Consideremos agora uma objeção ao critério da senciência. Essa objeção diz que devemos rejeitá-lo porque, se aceitarmos que, para uma situação ser melhor ou pior, é necessária a existência de seres com subjetividade (como é assumido na ética centrada na senciência), então estaremos assumindo uma concepção subjetiva do valor (isto é, assumindo que não existe algo que todos deveriam reconhecer como bom ou ruim, independentemente do que preferirem).
Entretanto, uma coisa não implica necessariamente a outra. O que toda concepção de valor centrada na senciência assume é que, para existir valor/desvalor no mundo, é necessária a existência de seres capazes de serem afetados positiva ou negativamente. Isso é compatível com afirmar que há coisas que todos deveriam reconhecer como boas ou ruins.
Por exemplo, poderia ser dito que a felicidade tem objetivamente valor em si e o sofrimento objetivamente desvalor em si. Segundo essa concepção, os seres sencientes apenas reconhecem aquilo que contém valor ou desvalor: não são eles que criam o valor ou desvalor. Poderia ser dito, por exemplo, que não são os seres sencientes que “inventam” que o sofrimento é ruim e que o prazer é bom. O valor do prazer e o desvalor do sofrimento vêm de suas características intrínsecas.
Defender isso não implica ter que dizer que coisas que não são experiências, tais como espécies e ecossistemas, possuem valor em si. Defender que existem coisas boas ou ruins em si objetivamente é compatível com afirmar que, para existir valor ou desvalor, há que haver seres para quem as coisas podem ser positivas ou negativas.
Em resumo, a objeção em questão confunde dois sentidos do termo “subjetivo”. Algo pode ser subjetivo no sentido de fazer referência à consciência. Algo pode ser subjetivo no sentido de não haver uma verdade objetiva a seu respeito. Entretanto, como vimos, uma coisa não implica necessariamente a outra.
REFERÊNCIAS
BENTHAM, J. Introduction to the principles of moral and legislation. Oxford: Oxford University Press, 1996 [1789].

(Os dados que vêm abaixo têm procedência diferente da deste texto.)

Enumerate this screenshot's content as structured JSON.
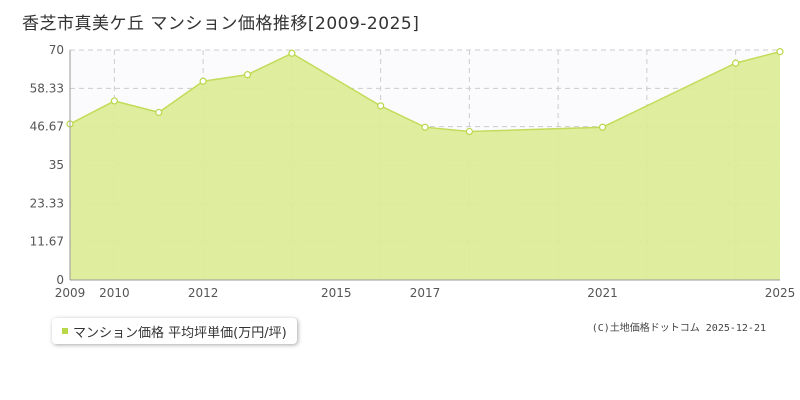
{
  "title": "香芝市真美ケ丘 マンション価格推移[2009-2025]",
  "legend": {
    "label": "マンション価格 平均坪単価(万円/坪)"
  },
  "credit": "(C)土地価格ドットコム 2025-12-21",
  "colors": {
    "fill": "#dcec96",
    "line": "#c2dc5a",
    "marker": "#b8d84a",
    "grid": "#cccccc",
    "axis": "#999999",
    "plot_bg": "#fbfbfd"
  },
  "chart_data": {
    "type": "area",
    "title": "香芝市真美ケ丘 マンション価格推移[2009-2025]",
    "xlabel": "",
    "ylabel": "",
    "xlim": [
      2009,
      2025
    ],
    "ylim": [
      0,
      70
    ],
    "grid": true,
    "legend_position": "bottom-left",
    "y_ticks": [
      "0",
      "11.67",
      "23.33",
      "35",
      "46.67",
      "58.33",
      "70"
    ],
    "x_ticks": [
      "2009",
      "2010",
      "2012",
      "2015",
      "2017",
      "2021",
      "2025"
    ],
    "series": [
      {
        "name": "マンション価格 平均坪単価(万円/坪)",
        "x": [
          2009,
          2010,
          2011,
          2012,
          2013,
          2014,
          2016,
          2017,
          2018,
          2021,
          2024,
          2025
        ],
        "values": [
          47.5,
          54.5,
          51.0,
          60.5,
          62.5,
          69.0,
          53.0,
          46.5,
          45.2,
          46.5,
          66.0,
          69.5
        ]
      }
    ]
  }
}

CUNHA, L. C. Uma breve introdução à ética animal: desde as questões clássicas até o que vem sendo discutido atualmente. Curitiba: Appris, 2021.
HORTA, O. Moral Considerability and the Argument from Relevance. Journal of Agricultural and Environmental Ethics, v. 31, n. 3, p. 369-388, 2018a.
HORTA, O. Un desafío para la bioética:la cuestión del especismo. Tese (Doutorado em Filosofia). Santiago de Compostela: Universidade de Santiago de Compostela, 2007.
SINGER, P. Ética Prática. São Paulo: Martins Fontes, 2002 [1979].
NOTAS
[1] Doutor em Ética e Filosofia Política pela Universidade Federal de Santa Catarina, coordenador geral no Brasil das atividades da organização Ética Animal (www.animal-ethics.org/pt). É autor dos livros Uma breve introdução à ética animal: desde as questões clássicas até o que vem sendo discutido atualmente (2021) e Razões para ajudar: o sofrimento dos animais selvagens e suas implicações éticas(2022). Publicou também capítulos em outras obras e artigos em periódicos especializados, que podem ser lidos aqui: https://ufsc.academia.edu/LucianoCunha. Contato: luciano.cunha@animal-ethics.org.
[2]Para exemplos de defesas do critério da senciência, ver Bentham (1996[1989], p. 282n); Singer (2002 [1979], p. 67); Horta (2018a) e Cunha (2021, p. 57-61).
A produção deste texto foi financiada pela organização Ética Animal.